I contorni si fanno confusi, le figure diventano doppie. Sfrego con forza il gomito sugli occhi, asciugando le lacrime che, furiose, continuano a solcare il mio viso.

Vorrei che la mia bocca rigurgitasse parole, parole rinchiuse nella gola, nel cuore. Ma non posso.

Giro il braccio verso l’alto, continuando a passare la lametta. Arrivo al polso, poi giro il rasoio nelle mie mani, spingo sulla tenera carne, e torno giù. Una punta di dolore attraversa il mio corpo.
Mi fermo, e aspetto.
Dopo pochi secondi, dalle rosee pellicine comincia a sgorgare una goccia. Una unica, piena, scarlatta goccia di sangue. La guardo nascere, gonfiarsi e rigare la mia pelle. Scende fino all’incavo del gomito, e lì si ferma. Intanto, la linea che ho tracciato sul mio braccio è diventata rossa.
Bianco su rosso. Il nulla tinto di una misera passione.
La pelle mi brucia, fa male.

Vorrei urlare, manifestare il mio dolore. Ma non posso.

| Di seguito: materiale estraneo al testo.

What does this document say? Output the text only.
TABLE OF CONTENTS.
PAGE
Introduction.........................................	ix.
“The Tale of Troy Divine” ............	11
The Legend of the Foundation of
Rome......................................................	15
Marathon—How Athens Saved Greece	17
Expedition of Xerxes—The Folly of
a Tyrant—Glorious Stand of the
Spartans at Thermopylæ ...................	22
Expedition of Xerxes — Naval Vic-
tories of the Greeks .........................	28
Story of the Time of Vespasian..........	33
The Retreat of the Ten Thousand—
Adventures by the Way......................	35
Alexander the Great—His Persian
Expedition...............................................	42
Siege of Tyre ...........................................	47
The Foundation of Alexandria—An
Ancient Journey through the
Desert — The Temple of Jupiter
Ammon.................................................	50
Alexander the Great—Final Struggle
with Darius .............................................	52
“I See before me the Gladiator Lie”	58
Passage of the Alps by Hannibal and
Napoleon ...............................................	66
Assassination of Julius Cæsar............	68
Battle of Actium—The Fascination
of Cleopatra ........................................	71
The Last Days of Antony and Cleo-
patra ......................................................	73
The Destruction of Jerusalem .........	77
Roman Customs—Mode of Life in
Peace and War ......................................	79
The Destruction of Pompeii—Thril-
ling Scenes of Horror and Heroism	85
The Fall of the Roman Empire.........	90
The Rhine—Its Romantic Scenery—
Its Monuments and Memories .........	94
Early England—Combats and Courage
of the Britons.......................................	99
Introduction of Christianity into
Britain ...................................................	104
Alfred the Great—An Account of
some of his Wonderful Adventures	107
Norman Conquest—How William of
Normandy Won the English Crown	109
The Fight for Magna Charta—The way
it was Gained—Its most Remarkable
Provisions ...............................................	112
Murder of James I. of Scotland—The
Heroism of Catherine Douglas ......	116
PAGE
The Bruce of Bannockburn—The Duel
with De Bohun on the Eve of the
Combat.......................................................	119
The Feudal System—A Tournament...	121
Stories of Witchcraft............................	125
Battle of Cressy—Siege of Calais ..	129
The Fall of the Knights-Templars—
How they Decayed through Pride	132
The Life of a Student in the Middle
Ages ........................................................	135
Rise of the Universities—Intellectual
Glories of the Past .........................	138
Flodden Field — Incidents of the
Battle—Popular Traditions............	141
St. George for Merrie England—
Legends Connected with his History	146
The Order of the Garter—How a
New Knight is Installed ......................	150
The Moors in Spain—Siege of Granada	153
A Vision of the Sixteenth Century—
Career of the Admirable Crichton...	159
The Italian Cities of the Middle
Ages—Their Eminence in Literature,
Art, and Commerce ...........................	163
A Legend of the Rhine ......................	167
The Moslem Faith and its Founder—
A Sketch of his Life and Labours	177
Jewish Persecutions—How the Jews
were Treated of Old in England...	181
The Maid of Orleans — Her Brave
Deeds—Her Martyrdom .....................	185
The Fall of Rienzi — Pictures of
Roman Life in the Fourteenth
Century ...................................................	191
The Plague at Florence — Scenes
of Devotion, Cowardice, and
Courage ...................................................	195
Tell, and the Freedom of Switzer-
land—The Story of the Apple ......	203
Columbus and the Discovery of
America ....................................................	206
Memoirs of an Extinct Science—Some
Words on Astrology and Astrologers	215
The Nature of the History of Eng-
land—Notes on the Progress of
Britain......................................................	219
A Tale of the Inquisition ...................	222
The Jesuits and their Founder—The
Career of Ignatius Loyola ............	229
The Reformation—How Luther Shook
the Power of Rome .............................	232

Passo la lametta nell’altra mano, ripeto la mia minuziosa operazione. Altro nero nel lavandino, altro bianco che spunta. Come un granchio che esce dal guscio vecchio, con uno nuovo e luccicante. Come il serpente che abbandona la vecchia pelle per la nuova, più bella e malleabile.
Ma più tenera, più fragile. Vulnerabile.
Altri segni rossi sulle mie braccia. Quasi non mi accorgo più del dolore.
Guardo il mio braccio: altre cicatrici che si aggiungono a quelle che vedo, ormai sbiadite. Mi piacciono le cicatrici. Sono il segno tangibile del mio dolore.
Ho premuto troppo a fondo. La lametta mi sfugge di mano, cadendo con un rumore metallico nel lavandino. Il suono rimbomba nella mia testa. La bocca è arida. Sento montare una grande ira nel petto.

Vorrei spaccare tutto, distruggere, lasciare macerie lungo il mio cammino. Ma non posso.

È un attimo. Poi, dov’è passata la passione, ritorna il vuoto Bianco.
Le emozioni sono gocce di sangue.
Raccolgo la lametta e la metto via. Apro l’acqua e mi sciacquo le braccia, stando attenta a non toccare i tagli. A contatto con essa, bruciano. È buffo: l’acqua che brucia come fuoco sulla mia pelle. Mi piace. Ma fa male.
Avvolgo le braccia nel morbido asciugamano, lasciando leggeri aloni colorati. Non è un problema. Nessuno se ne accorgerà.
Nessuno se n’è mai accorto.
Mia madre mi chiama. Devo andare. Rispondo alla solita domanda. Nel solito modo.
-Non ti preoccupare, va tutto bene-







Oggi è una giornata no.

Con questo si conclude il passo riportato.